Because we've used those names since forever, but that's archaic random crap really. Nothing apart from maybe "byte" makes sense here, the rest is completely arbitrary historic cruft. Could as well have called the rest timmy, britney and hulk.
Of course plenty of people are confused, the overhead of "short/long" just makes no sense, but yet another bad design from the past carefully preserved
Why would we ever need 128-bit CPUs? I remember the PS2 had something like that (with details and caveats I don't understand), but subsequent games consoles went back to a more usual register size: https://en.wikipedia.org/wiki/128-bit_computing
All I know is we keep having this issue with saying "nah, this is it.
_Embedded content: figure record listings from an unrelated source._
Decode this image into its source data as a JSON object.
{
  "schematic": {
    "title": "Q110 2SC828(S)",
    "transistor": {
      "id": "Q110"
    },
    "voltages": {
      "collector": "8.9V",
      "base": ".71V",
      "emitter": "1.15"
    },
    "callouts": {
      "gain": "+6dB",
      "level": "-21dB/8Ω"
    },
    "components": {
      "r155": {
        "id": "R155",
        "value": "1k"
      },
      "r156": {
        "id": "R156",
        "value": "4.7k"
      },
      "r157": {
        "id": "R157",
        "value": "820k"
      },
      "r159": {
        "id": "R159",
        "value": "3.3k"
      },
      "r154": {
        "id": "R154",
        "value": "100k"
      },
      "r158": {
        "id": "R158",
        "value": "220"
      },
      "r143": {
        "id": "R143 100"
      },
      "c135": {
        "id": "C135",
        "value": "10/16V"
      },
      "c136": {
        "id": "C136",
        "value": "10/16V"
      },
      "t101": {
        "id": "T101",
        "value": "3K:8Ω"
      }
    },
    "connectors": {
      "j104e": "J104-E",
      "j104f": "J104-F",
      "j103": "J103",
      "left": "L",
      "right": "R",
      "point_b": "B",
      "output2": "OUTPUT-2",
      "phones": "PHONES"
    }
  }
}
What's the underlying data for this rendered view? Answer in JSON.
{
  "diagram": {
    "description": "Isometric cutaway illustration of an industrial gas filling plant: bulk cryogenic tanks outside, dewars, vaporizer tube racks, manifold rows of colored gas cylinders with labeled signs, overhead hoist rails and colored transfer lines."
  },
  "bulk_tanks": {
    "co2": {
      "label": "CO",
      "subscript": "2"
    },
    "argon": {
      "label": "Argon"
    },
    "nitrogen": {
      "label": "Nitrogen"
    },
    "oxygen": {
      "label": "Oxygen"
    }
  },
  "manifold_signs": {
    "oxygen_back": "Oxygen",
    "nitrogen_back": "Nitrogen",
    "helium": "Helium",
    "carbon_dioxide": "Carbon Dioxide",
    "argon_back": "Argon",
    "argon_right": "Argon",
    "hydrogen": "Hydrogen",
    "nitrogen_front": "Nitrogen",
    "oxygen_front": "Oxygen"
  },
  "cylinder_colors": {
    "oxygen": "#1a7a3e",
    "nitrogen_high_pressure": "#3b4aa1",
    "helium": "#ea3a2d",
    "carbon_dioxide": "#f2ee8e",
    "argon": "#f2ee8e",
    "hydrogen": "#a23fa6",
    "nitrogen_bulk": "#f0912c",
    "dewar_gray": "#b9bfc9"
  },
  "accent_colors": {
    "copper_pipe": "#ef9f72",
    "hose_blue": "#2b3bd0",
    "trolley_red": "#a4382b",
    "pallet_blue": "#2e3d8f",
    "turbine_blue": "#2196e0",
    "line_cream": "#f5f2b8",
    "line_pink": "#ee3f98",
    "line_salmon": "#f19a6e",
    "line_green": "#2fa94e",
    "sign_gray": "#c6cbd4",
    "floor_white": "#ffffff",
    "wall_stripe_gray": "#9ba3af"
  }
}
Nobody will ever need more than this." And then inevitably the time comes when we need more.
Back in the 80s, 16 bit programmers knew that 32 bit code was coming, so they carefully crafted the code to be portable to 32 bits.
Of course, none of it worked on 32 bit machines because the programmers had never written 32 bit code before and did the portability measures all wrong.
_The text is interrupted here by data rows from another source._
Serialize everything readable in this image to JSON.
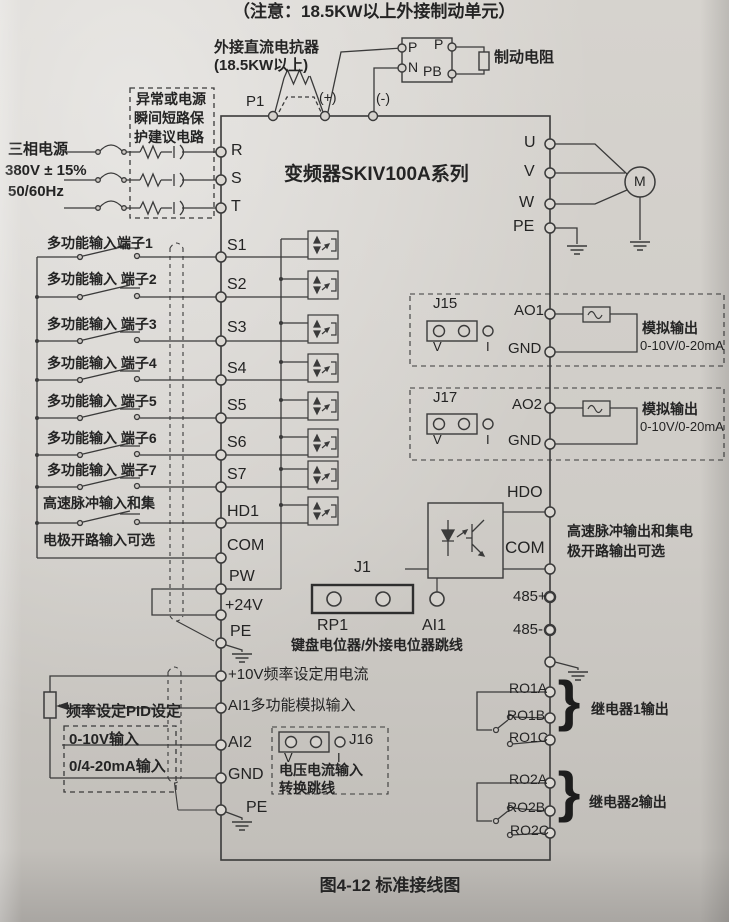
{
  "note_top": "（注意：18.5KW以上外接制动单元）",
  "caption": "图4-12 标准接线图",
  "title": "变频器SKIV100A系列",
  "dc_reactor": {
    "name": "外接直流电抗器",
    "spec": "(18.5KW以上)",
    "p1": "P1",
    "plus": "(+)",
    "minus": "(-)"
  },
  "brake_unit": {
    "p_left": "P",
    "p_right": "P",
    "n": "N",
    "pb": "PB",
    "resistor_label": "制动电阻"
  },
  "power_input": {
    "line1": "三相电源",
    "line2": "380V ± 15%",
    "line3": "50/60Hz",
    "protection1": "异常或电源",
    "protection2": "瞬间短路保",
    "protection3": "护建议电路",
    "r": "R",
    "s": "S",
    "t": "T"
  },
  "motor_output": {
    "u": "U",
    "v": "V",
    "w": "W",
    "pe": "PE",
    "motor": "M"
  },
  "digital_inputs": {
    "rows": [
      {
        "label": "多功能输入端子1",
        "terminal": "S1"
      },
      {
        "label": "多功能输入 端子2",
        "terminal": "S2"
      },
      {
        "label": "多功能输入 端子3",
        "terminal": "S3"
      },
      {
        "label": "多功能输入 端子4",
        "terminal": "S4"
      },
      {
        "label": "多功能输入 端子5",
        "terminal": "S5"
      },
      {
        "label": "多功能输入 端子6",
        "terminal": "S6"
      },
      {
        "label": "多功能输入 端子7",
        "terminal": "S7"
      },
      {
        "label": "高速脉冲输入和集",
        "terminal": "HD1"
      },
      {
        "label": "电极开路输入可选",
        "terminal": "COM"
      }
    ],
    "pw": "PW",
    "v24": "+24V",
    "pe": "PE"
  },
  "keypad_pot": {
    "j1": "J1",
    "rp1": "RP1",
    "ai1": "AI1",
    "note": "键盘电位器/外接电位器跳线"
  },
  "analog_inputs": {
    "v10": "+10V频率设定用电流",
    "ai1": "AI1多功能模拟输入",
    "pid": "频率设定PID设定",
    "ai2": "AI2",
    "gnd": "GND",
    "pe": "PE",
    "range1": "0-10V输入",
    "range2": "0/4-20mA输入",
    "j16": "J16",
    "j16_v": "V",
    "j16_i": "I",
    "j16_note1": "电压电流输入",
    "j16_note2": "转换跳线"
  },
  "analog_outputs": [
    {
      "jumper": "J15",
      "v": "V",
      "i": "I",
      "terminal": "AO1",
      "gnd": "GND",
      "desc1": "模拟输出",
      "desc2": "0-10V/0-20mA"
    },
    {
      "jumper": "J17",
      "v": "V",
      "i": "I",
      "terminal": "AO2",
      "gnd": "GND",
      "desc1": "模拟输出",
      "desc2": "0-10V/0-20mA"
    }
  ],
  "pulse_output": {
    "hdo": "HDO",
    "com": "COM",
    "desc1": "高速脉冲输出和集电",
    "desc2": "极开路输出可选"
  },
  "comm": {
    "rs485_plus": "485+",
    "rs485_minus": "485-"
  },
  "relay_outputs": [
    {
      "a": "RO1A",
      "b": "RO1B",
      "c": "RO1C",
      "desc": "继电器1输出",
      "brace": "}"
    },
    {
      "a": "RO2A",
      "b": "RO2B",
      "c": "RO2C",
      "desc": "继电器2输出",
      "brace": "}"
    }
  ]
}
We used to call 16-bytes a paragraph, so the nostalgic geek in me would love to see ‘para’ catch on. I never thought I’d be slinging around whole paragraphs of memory in registers!
In that case D should probably start to have an internal conversation about what they're going to call 128 bits then, 'cause its going to become a thing sooner or later.
stdint already has that covered though: (u)int128_t
That's really interesting, and for me a totally unexpected name, having never seen that nomenclature before - would be interesting to see how consensus around that was arrived at - but hey, we gotta call it something!
(But not DoubleQuadWord please ... )
I beg to disagree. In D:
absolutely nobody is confused about this.